O Ministério da Saúde libanês indicou em um comunicado que esse número pode aumentar, já que os hospitais continuam recebendo vítimas

Fernando Keller

Uma bandeira do Líbano pintada em um reservatório de água elevado é mostrada no local de um ataque aéreo israelense na cidade de Nabatieh, no sul do Líbano, em 5 de março de 2026. Israel lançou em 5 de março uma nova onda de ataques contra o Irã, que intensificou seus ataques contra as nações do Golfo, Catar e Bahrein, à medida que a guerra no Oriente Médio se espalhava por toda a região e além.
Uma bandeira do Líbano pintada em um reservatório de água elevado é mostrada no local de um ataque aéreo israelense na cidade de Nabatieh, no sul do Líbano, em 5 de março de 2026. Israel lançou em 5 de março uma nova onda de ataques contra o Irã, que intensificou seus ataques contra as nações do Golfo, Catar e Bahrein, à medida que a guerra no Oriente Médio se espalhava por toda a região e além. Foto: MOUHAMMAD AL-ZANATY / AFP

O número de mortos em decorrência dos ataques israelenses no Líbano, desde que o país entrou no conflito regional na segunda-feira, subiu para 102, com 638 feridos, anunciou o Ministério da Saúde libanês nesta quinta-feira (5).

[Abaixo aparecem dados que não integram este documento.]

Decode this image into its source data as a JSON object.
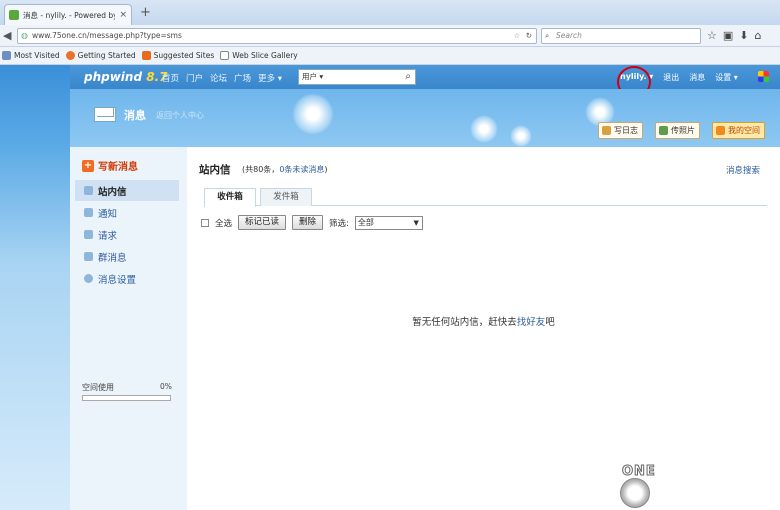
{
  "browser": {
    "tab_title": "消息 - nylily. - Powered by ...",
    "tab_close": "×",
    "new_tab": "+",
    "url_host": "www.75one.cn",
    "url_path": "/message.php?type=sms",
    "search_placeholder": "Search",
    "bookmarks": [
      "Most Visited",
      "Getting Started",
      "Suggested Sites",
      "Web Slice Gallery"
    ]
  },
  "site": {
    "logo": "phpwind",
    "logo_version": "8.7",
    "nav": [
      "首页",
      "门户",
      "论坛",
      "广场",
      "更多"
    ],
    "user_select": "用户",
    "username": "nylily.",
    "logout": "退出",
    "messages": "消息",
    "settings": "设置"
  },
  "banner": {
    "title": "消息",
    "subtitle": "返回个人中心",
    "buttons": [
      "写日志",
      "传照片",
      "我的空间"
    ]
  },
  "sidebar": {
    "compose": "写新消息",
    "items": [
      {
        "label": "站内信",
        "active": true
      },
      {
        "label": "通知"
      },
      {
        "label": "请求"
      },
      {
        "label": "群消息"
      },
      {
        "label": "消息设置"
      }
    ],
    "space_label": "空间使用",
    "space_percent": "0%",
    "space_usage": 0
  },
  "main": {
    "title": "站内信",
    "count_prefix": "(共80条，",
    "unread": "0条未读消息",
    "count_suffix": ")",
    "search_link": "消息搜索",
    "tabs": [
      "收件箱",
      "发件箱"
    ],
    "select_all": "全选",
    "mark_read": "标记已读",
    "delete": "删除",
    "filter_label": "筛选:",
    "filter_value": "全部",
    "empty_prefix": "暂无任何站内信，赶快去",
    "empty_link": "找好友",
    "empty_suffix": "吧"
  },
  "watermark": {
    "brand": "ONE",
    "cn": "壹号网站网",
    "url": "www.75one.cn"
  },
  "colors": {
    "accent_red": "#d00010",
    "link_blue": "#2a5b9a",
    "orange": "#f36b20"
  }
}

O ministério indicou em um comunicado que esse número pode aumentar, já que os hospitais continuam recebendo vítimas. O número anterior de mortos era de 77.

Na última terça-feira, o ministro da Defesa israelense, Israel Katz, anunciou que o Exército “tomará o controle” de novas posições no Líbano, após iniciar, na segunda-feira, uma campanha de bombardeios contra o movimento pró-iraniano Hezbollah.

“O primeiro-ministro Benjamin Netanyahu e eu autorizamos o Exército israelense a avançar e tomar o controle de posições estratégicas adicionais no Líbano, para impedir ataques contra as localidades israelenses de fronteira”, afirmou o ministro em um comunicado.

O Exército israelense anunciou que seus soldados estão mobilizados em “vários pontos” do sul do Líbano.

“Não é uma operação terrestre. É uma medida tática (…) destinada a garantir a segurança do nosso povo”, explicou à imprensa estrangeira o tenente-coronel Nadav Shoshani, porta-voz internacional das Forças Armadas.

“Posicionamos soldados na zona de fronteira, em pontos adicionais, para defender nossos civis e impedir que o Hezbollah os ataque”, afirmou o porta-voz.

O Exército israelense mantinha militares em cinco posições consideradas estratégicas no território libanês desde o cessar-fogo de novembro de 2024.

O Oriente Médio está em guerra desde sábado, quando Estados Unidos e Israel iniciaram uma campanha militar conjunta no Irã, que matou, entre outros, o líder supremo da República Islâmica, Ali Khamenei.

Teerã respondeu com bombardeios em todo o Golfo e contra Israel.